Data Engineering · Cloud Security
8 sources → 1 warehouse · analysts off Excel · GDPR-ready on launch
A 50-person European payments startup had data scattered across Stripe, HubSpot, a Postgres transactional DB, and five other tools. Analysts were stitching CSVs in Excel. The CTO needed a single source of truth — with GDPR controls built in, not added later.
Challenge
Data lived in 8 disconnected tools. Every revenue report was a manual Excel job. No audit trail, no data lineage, and a GDPR compliance gap that blocked enterprise customer contracts.
Approach
Built a Snowflake-based data warehouse with Fivetran connectors for all 8 sources, dbt for transformation and documentation, and GDPR controls — role-based access, data classification, PII masking, audit logging — built into the architecture from day one.
Outcome
Analysts query live data in Snowflake instead of refreshing CSVs. The CTO closed two enterprise contracts that previously stalled on the GDPR question. Revenue reporting time dropped from 2 days to under 15 minutes.
By the time the startup reached 50 people and a Series A close, their data infrastructure had grown organically into a patchwork. Stripe handled payments, HubSpot owned sales and marketing attribution, a Postgres database ran transactions, and five additional SaaS tools covered support, operations, and finance. None of them talked to each other. Every revenue meeting started with an analyst spending two days pulling CSVs, de-duplicating records, and stitching them together in Excel. The process was fragile, slow, and impossible to audit.

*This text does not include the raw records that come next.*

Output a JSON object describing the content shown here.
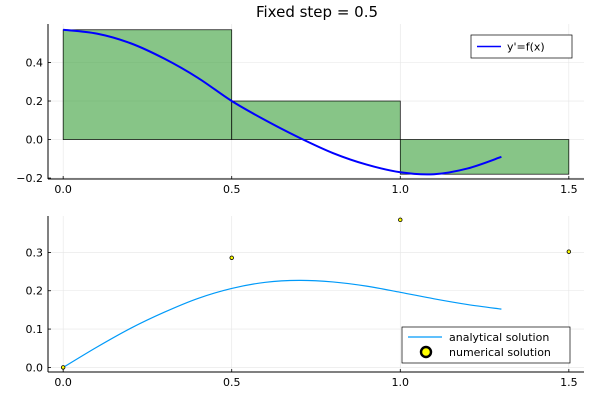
{
  "chart_data": [
    {
      "type": "bar",
      "title": "Fixed step = 0.5",
      "xlabel": "",
      "ylabel": "",
      "xlim": [
        -0.045,
        1.545
      ],
      "ylim": [
        -0.205,
        0.6
      ],
      "xticks": [
        0.0,
        0.5,
        1.0,
        1.5
      ],
      "xtick_labels": [
        "0.0",
        "0.5",
        "1.0",
        "1.5"
      ],
      "yticks": [
        -0.2,
        0.0,
        0.2,
        0.4
      ],
      "ytick_labels": [
        "−0.2",
        "0.0",
        "0.2",
        "0.4"
      ],
      "grid": true,
      "legend_position": "top-right",
      "bars": {
        "name": "",
        "x_left": [
          0.0,
          0.5,
          1.0
        ],
        "x_right": [
          0.5,
          1.0,
          1.5
        ],
        "heights": [
          0.57,
          0.2,
          -0.18
        ],
        "color": "#3da13d"
      },
      "series": [
        {
          "name": "y'=f(x)",
          "type": "line",
          "color": "#0000ff",
          "x": [
            0.0,
            0.1,
            0.2,
            0.3,
            0.4,
            0.5,
            0.6,
            0.7,
            0.8,
            0.9,
            1.0,
            1.1,
            1.2,
            1.3
          ],
          "y": [
            0.57,
            0.55,
            0.5,
            0.42,
            0.32,
            0.2,
            0.1,
            0.01,
            -0.07,
            -0.13,
            -0.17,
            -0.18,
            -0.15,
            -0.09
          ]
        }
      ]
    },
    {
      "type": "line",
      "title": "",
      "xlabel": "",
      "ylabel": "",
      "xlim": [
        -0.045,
        1.545
      ],
      "ylim": [
        -0.012,
        0.395
      ],
      "xticks": [
        0.0,
        0.5,
        1.0,
        1.5
      ],
      "xtick_labels": [
        "0.0",
        "0.5",
        "1.0",
        "1.5"
      ],
      "yticks": [
        0.0,
        0.1,
        0.2,
        0.3
      ],
      "ytick_labels": [
        "0.0",
        "0.1",
        "0.2",
        "0.3"
      ],
      "grid": true,
      "legend_position": "bottom-right",
      "series": [
        {
          "name": "analytical solution",
          "type": "line",
          "color": "#009af9",
          "x": [
            0.0,
            0.1,
            0.2,
            0.3,
            0.4,
            0.5,
            0.6,
            0.7,
            0.8,
            0.9,
            1.0,
            1.1,
            1.2,
            1.3
          ],
          "y": [
            0.0,
            0.053,
            0.102,
            0.144,
            0.18,
            0.206,
            0.222,
            0.227,
            0.223,
            0.212,
            0.196,
            0.179,
            0.164,
            0.152
          ]
        },
        {
          "name": "numerical solution",
          "type": "scatter",
          "color": "#ffff00",
          "x": [
            0.0,
            0.5,
            1.0,
            1.5
          ],
          "y": [
            0.0,
            0.286,
            0.385,
            0.302
          ]
        }
      ]
    }
  ]
}
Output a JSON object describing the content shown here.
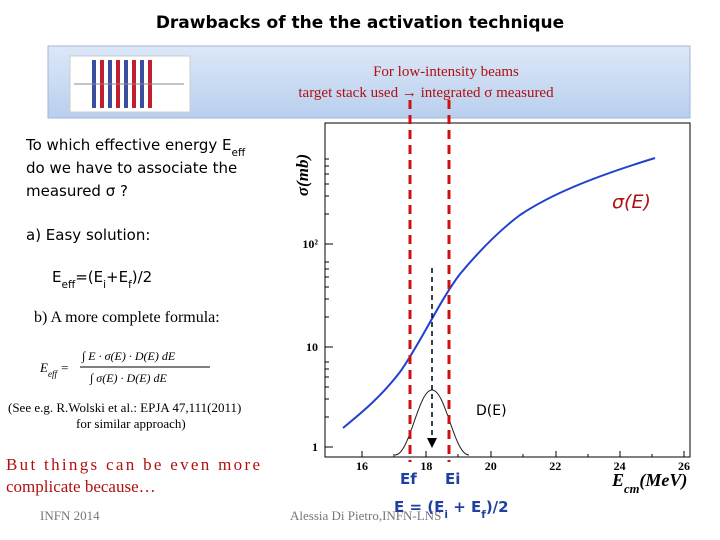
{
  "title": "Drawbacks  of the  the activation technique",
  "banner": {
    "line1": "For low-intensity beams",
    "line2": "target stack used → integrated σ measured"
  },
  "question": [
    [
      "To which effective energy E",
      "eff"
    ],
    [
      "do we have to associate the"
    ],
    [
      "measured σ ?"
    ]
  ],
  "easy": {
    "label": "a)   Easy solution:",
    "formula": [
      "E",
      "eff",
      "=(E",
      "i",
      "+E",
      "f",
      ")/2"
    ]
  },
  "complete": {
    "label": "b) A more complete formula:",
    "lhs": [
      "E",
      "eff",
      " ="
    ],
    "num": "∫ E · σ(E) · D(E) dE",
    "den": "∫ σ(E) · D(E) dE"
  },
  "reference": {
    "line1": "(See e.g.  R.Wolski et al.: EPJA 47,111(2011)",
    "line2": "for similar approach)"
  },
  "complicate": {
    "line1": "But  things  can  be  even  more",
    "line2": "complicate because…"
  },
  "plot": {
    "ylabel": "σ(mb)",
    "xlabel": [
      "E",
      "cm",
      "(MeV)"
    ],
    "curve_label": "σ(E)",
    "dist_label": "D(E)",
    "ef": "Ef",
    "ei": "Ei",
    "mean": [
      "E = (E",
      "i",
      " + E",
      "f",
      ")/2"
    ],
    "yticks": [
      "1",
      "10",
      "10²"
    ],
    "xticks": [
      "16",
      "18",
      "20",
      "22",
      "24",
      "26"
    ]
  },
  "footer": {
    "left": "INFN 2014",
    "center": "Alessia Di Pietro,INFN-LNS"
  }
}
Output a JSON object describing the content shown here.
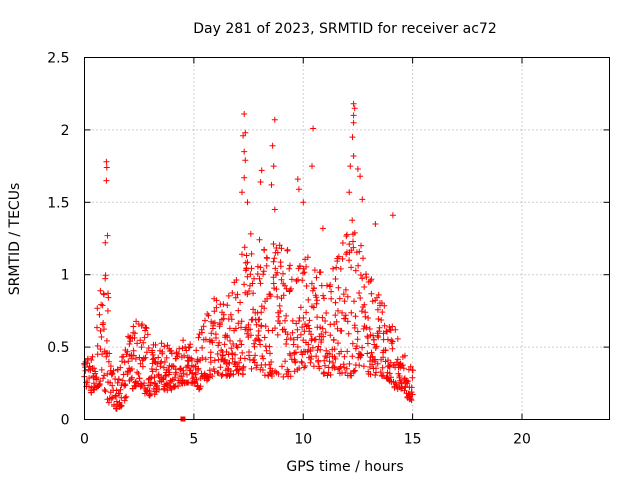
{
  "chart_data": {
    "type": "scatter",
    "title": "Day 281 of 2023, SRMTID for receiver ac72",
    "xlabel": "GPS time / hours",
    "ylabel": "SRMTID / TECUs",
    "xlim": [
      0,
      24
    ],
    "ylim": [
      0,
      2.5
    ],
    "x_ticks": [
      0,
      5,
      10,
      15,
      20
    ],
    "x_tick_labels": [
      "0",
      "5",
      "10",
      "15",
      "20"
    ],
    "y_ticks": [
      0,
      0.5,
      1,
      1.5,
      2,
      2.5
    ],
    "y_tick_labels": [
      "0",
      "0.5",
      "1",
      "1.5",
      "2",
      "2.5"
    ],
    "grid": true,
    "marker": "+",
    "series_color": "#ff0000",
    "envelope": {
      "x": [
        0.0,
        0.25,
        0.5,
        0.75,
        1.0,
        1.25,
        1.5,
        1.75,
        2.0,
        2.25,
        2.5,
        2.75,
        3.0,
        3.25,
        3.5,
        3.75,
        4.0,
        4.25,
        4.5,
        4.75,
        5.0,
        5.25,
        5.5,
        5.75,
        6.0,
        6.25,
        6.5,
        6.75,
        7.0,
        7.25,
        7.5,
        7.75,
        8.0,
        8.25,
        8.5,
        8.75,
        9.0,
        9.25,
        9.5,
        9.75,
        10.0,
        10.25,
        10.5,
        10.75,
        11.0,
        11.25,
        11.5,
        11.75,
        12.0,
        12.25,
        12.5,
        12.75,
        13.0,
        13.25,
        13.5,
        13.75,
        14.0,
        14.25,
        14.5,
        14.75,
        15.0
      ],
      "low": [
        0.25,
        0.18,
        0.2,
        0.25,
        0.15,
        0.08,
        0.06,
        0.1,
        0.18,
        0.22,
        0.25,
        0.15,
        0.15,
        0.18,
        0.22,
        0.2,
        0.2,
        0.22,
        0.25,
        0.25,
        0.25,
        0.2,
        0.25,
        0.3,
        0.3,
        0.3,
        0.3,
        0.3,
        0.32,
        0.3,
        0.32,
        0.35,
        0.35,
        0.3,
        0.3,
        0.3,
        0.3,
        0.28,
        0.3,
        0.35,
        0.35,
        0.4,
        0.35,
        0.35,
        0.3,
        0.3,
        0.35,
        0.3,
        0.3,
        0.3,
        0.35,
        0.35,
        0.3,
        0.3,
        0.3,
        0.3,
        0.25,
        0.2,
        0.2,
        0.15,
        0.12
      ],
      "high": [
        0.4,
        0.45,
        0.6,
        1.05,
        1.2,
        0.4,
        0.35,
        0.45,
        0.6,
        0.65,
        0.75,
        0.7,
        0.55,
        0.55,
        0.55,
        0.55,
        0.5,
        0.5,
        0.55,
        0.55,
        0.55,
        0.6,
        0.8,
        0.9,
        0.85,
        0.8,
        0.85,
        0.9,
        1.05,
        1.25,
        1.3,
        1.3,
        1.3,
        1.2,
        1.25,
        1.3,
        1.2,
        1.2,
        1.1,
        1.05,
        1.1,
        1.2,
        1.1,
        1.05,
        1.05,
        1.0,
        1.1,
        1.2,
        1.3,
        1.4,
        1.3,
        1.2,
        1.0,
        0.95,
        0.85,
        0.8,
        0.75,
        0.6,
        0.55,
        0.45,
        0.35
      ],
      "step_hours": 0.04
    },
    "outliers": [
      {
        "x": 1.0,
        "y": 1.78
      },
      {
        "x": 1.02,
        "y": 1.74
      },
      {
        "x": 1.0,
        "y": 1.65
      },
      {
        "x": 1.05,
        "y": 1.27
      },
      {
        "x": 0.95,
        "y": 1.22
      },
      {
        "x": 7.3,
        "y": 2.11
      },
      {
        "x": 7.35,
        "y": 1.98
      },
      {
        "x": 7.25,
        "y": 1.96
      },
      {
        "x": 7.3,
        "y": 1.85
      },
      {
        "x": 7.35,
        "y": 1.79
      },
      {
        "x": 7.3,
        "y": 1.67
      },
      {
        "x": 7.2,
        "y": 1.57
      },
      {
        "x": 7.45,
        "y": 1.5
      },
      {
        "x": 8.7,
        "y": 2.07
      },
      {
        "x": 8.6,
        "y": 1.89
      },
      {
        "x": 8.65,
        "y": 1.75
      },
      {
        "x": 8.55,
        "y": 1.62
      },
      {
        "x": 8.7,
        "y": 1.45
      },
      {
        "x": 8.1,
        "y": 1.72
      },
      {
        "x": 8.05,
        "y": 1.64
      },
      {
        "x": 9.75,
        "y": 1.66
      },
      {
        "x": 9.8,
        "y": 1.59
      },
      {
        "x": 10.45,
        "y": 2.01
      },
      {
        "x": 10.4,
        "y": 1.75
      },
      {
        "x": 10.0,
        "y": 1.5
      },
      {
        "x": 10.9,
        "y": 1.32
      },
      {
        "x": 12.3,
        "y": 2.18
      },
      {
        "x": 12.35,
        "y": 2.15
      },
      {
        "x": 12.3,
        "y": 2.1
      },
      {
        "x": 12.3,
        "y": 2.05
      },
      {
        "x": 12.25,
        "y": 1.95
      },
      {
        "x": 12.3,
        "y": 1.82
      },
      {
        "x": 12.15,
        "y": 1.75
      },
      {
        "x": 12.5,
        "y": 1.73
      },
      {
        "x": 12.6,
        "y": 1.68
      },
      {
        "x": 12.1,
        "y": 1.57
      },
      {
        "x": 12.7,
        "y": 1.52
      },
      {
        "x": 14.1,
        "y": 1.41
      },
      {
        "x": 13.3,
        "y": 1.35
      }
    ],
    "zero_marker": {
      "x": 4.5,
      "y": 0.0
    }
  }
}
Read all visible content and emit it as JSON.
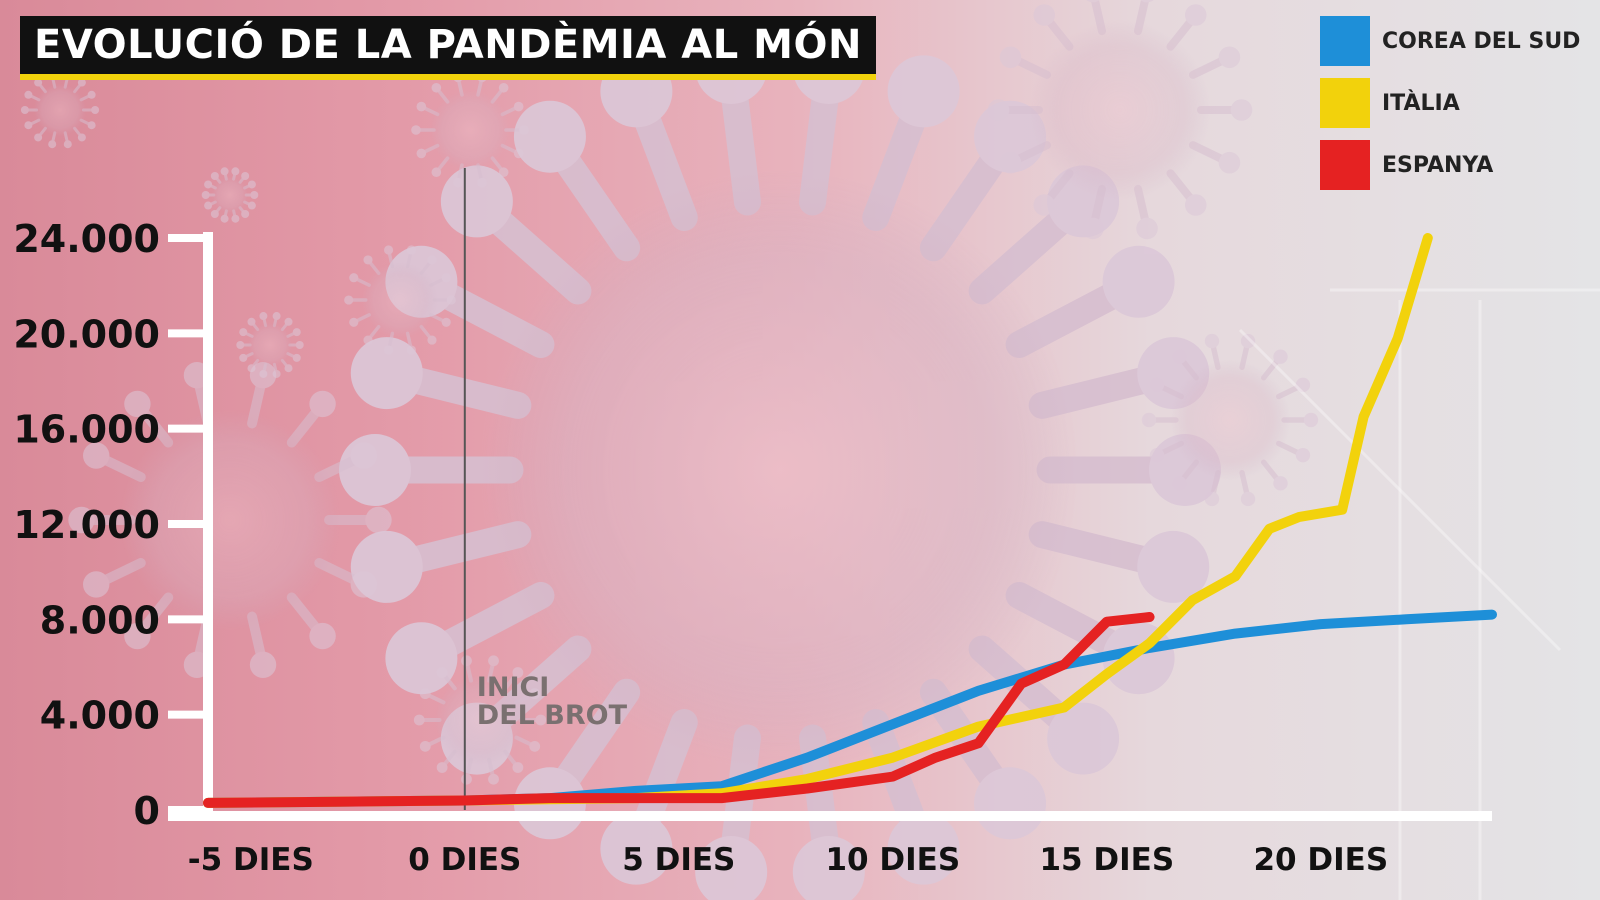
{
  "title": "EVOLUCIÓ DE LA PANDÈMIA AL MÓN",
  "colors": {
    "corea": "#1e8fd8",
    "italia": "#f2d20c",
    "espanya": "#e52222",
    "title_accent": "#f2d20c"
  },
  "chart_data": {
    "type": "line",
    "title": "EVOLUCIÓ DE LA PANDÈMIA AL MÓN",
    "xlabel": "",
    "ylabel": "",
    "xlim": [
      -6,
      24
    ],
    "ylim": [
      0,
      24000
    ],
    "yticks": [
      0,
      4000,
      8000,
      12000,
      16000,
      20000,
      24000
    ],
    "ytick_labels": [
      "0",
      "4.000",
      "8.000",
      "12.000",
      "16.000",
      "20.000",
      "24.000"
    ],
    "xticks": [
      -5,
      0,
      5,
      10,
      15,
      20
    ],
    "xtick_labels": [
      "-5 DIES",
      "0 DIES",
      "5 DIES",
      "10 DIES",
      "15 DIES",
      "20 DIES"
    ],
    "annotation": {
      "x": 0,
      "text": [
        "INICI",
        "DEL BROT"
      ]
    },
    "legend_position": "top-right",
    "series": [
      {
        "name": "COREA DEL SUD",
        "color": "#1e8fd8",
        "x": [
          -6,
          0,
          2,
          4,
          6,
          8,
          10,
          12,
          14,
          16,
          18,
          20,
          22,
          24
        ],
        "y": [
          300,
          400,
          500,
          800,
          1000,
          2200,
          3600,
          5000,
          6100,
          6800,
          7400,
          7800,
          8000,
          8200
        ]
      },
      {
        "name": "ITÀLIA",
        "color": "#f2d20c",
        "x": [
          -6,
          0,
          2,
          4,
          6,
          8,
          10,
          12,
          14,
          15,
          16,
          17,
          18,
          18.8,
          19.5,
          20.5,
          21,
          21.8,
          22.5
        ],
        "y": [
          300,
          400,
          450,
          500,
          700,
          1300,
          2200,
          3500,
          4300,
          5700,
          7000,
          8800,
          9800,
          11800,
          12300,
          12600,
          16500,
          19800,
          24000
        ]
      },
      {
        "name": "ESPANYA",
        "color": "#e52222",
        "x": [
          -6,
          -3,
          0,
          2,
          4,
          6,
          8,
          10,
          11,
          12,
          13,
          14,
          15,
          16
        ],
        "y": [
          300,
          350,
          400,
          500,
          500,
          500,
          900,
          1400,
          2200,
          2800,
          5300,
          6100,
          7900,
          8100
        ]
      }
    ]
  }
}
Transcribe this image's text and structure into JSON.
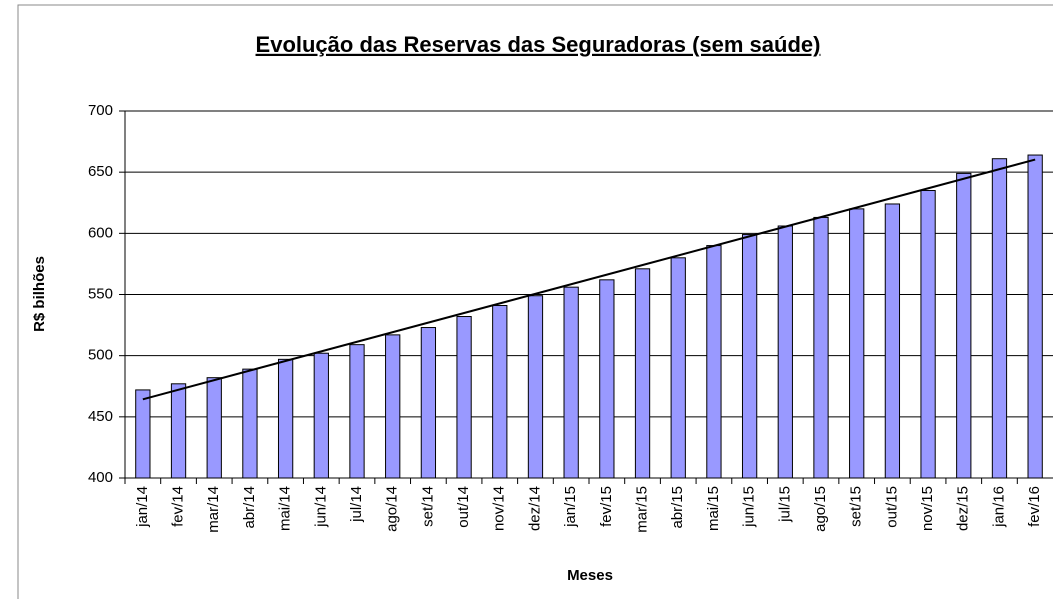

The harder problem was compliance. A pair of enterprise prospects — both with information security review processes — had stalled negotiations over GDPR readiness. The startup had no formal data lineage, no documented retention policies, no role-based access controls on sensitive customer data, and no audit trail. Their legal team had flagged the gap. The CTO needed a solution that didn't just fix reporting — it needed to make GDPR compliance a core property of the data architecture, not a layer bolted on later.
Adimen scoped and delivered the full stack in a single 6-week retainer engagement:
Fivetran connectors were configured for all 8 sources: Stripe, HubSpot, PostgreSQL (via log-based replication), and five additional SaaS tools. Each connector was configured with incremental sync and column-level filtering to avoid pulling PII fields that weren't needed downstream. All raw data lands in a dedicated raw schema in Snowflake, with no transformations applied at ingestion — preserving a complete, auditable record of what came in and when.
A dbt project was built to clean, join, and aggregate raw data into the reporting layer. Each model includes schema tests, freshness assertions, and column-level documentation. The transformation layer exposes three core marts: revenue (Stripe + PostgreSQL), pipeline (HubSpot), and operations. Every model is version-controlled, lineage is fully traceable in the dbt DAG, and all transformations are deterministic and reviewable by the startup's engineering team.
PII fields — names, emails, payment identifiers — were classified at ingestion and masked in the transformation layer using Snowflake's dynamic data masking policies. Role-based access was configured at the schema level: analysts get the reporting mart, engineers get the staging layer, and PII access is restricted to a named data owner role. A GDPR Article 30 register was generated from the dbt documentation, mapping data assets to their sources and retention policies.
Snowflake's access history logging was enabled across all schemas, providing a queryable audit trail of who accessed which data and when. A Looker instance was connected to the reporting mart with row-level security mirroring the Snowflake role structure. Three core dashboards were built: daily revenue, sales pipeline, and a data freshness monitor that alerts when any connector falls behind schedule.
Architecture
Eight sources land in Snowflake's raw schema via Fivetran, get cleaned and documented by dbt, and surface as three governed data marts. GDPR controls — PII masking, role-based access, and full audit logging — are built into the architecture at every layer, not added as an afterthought.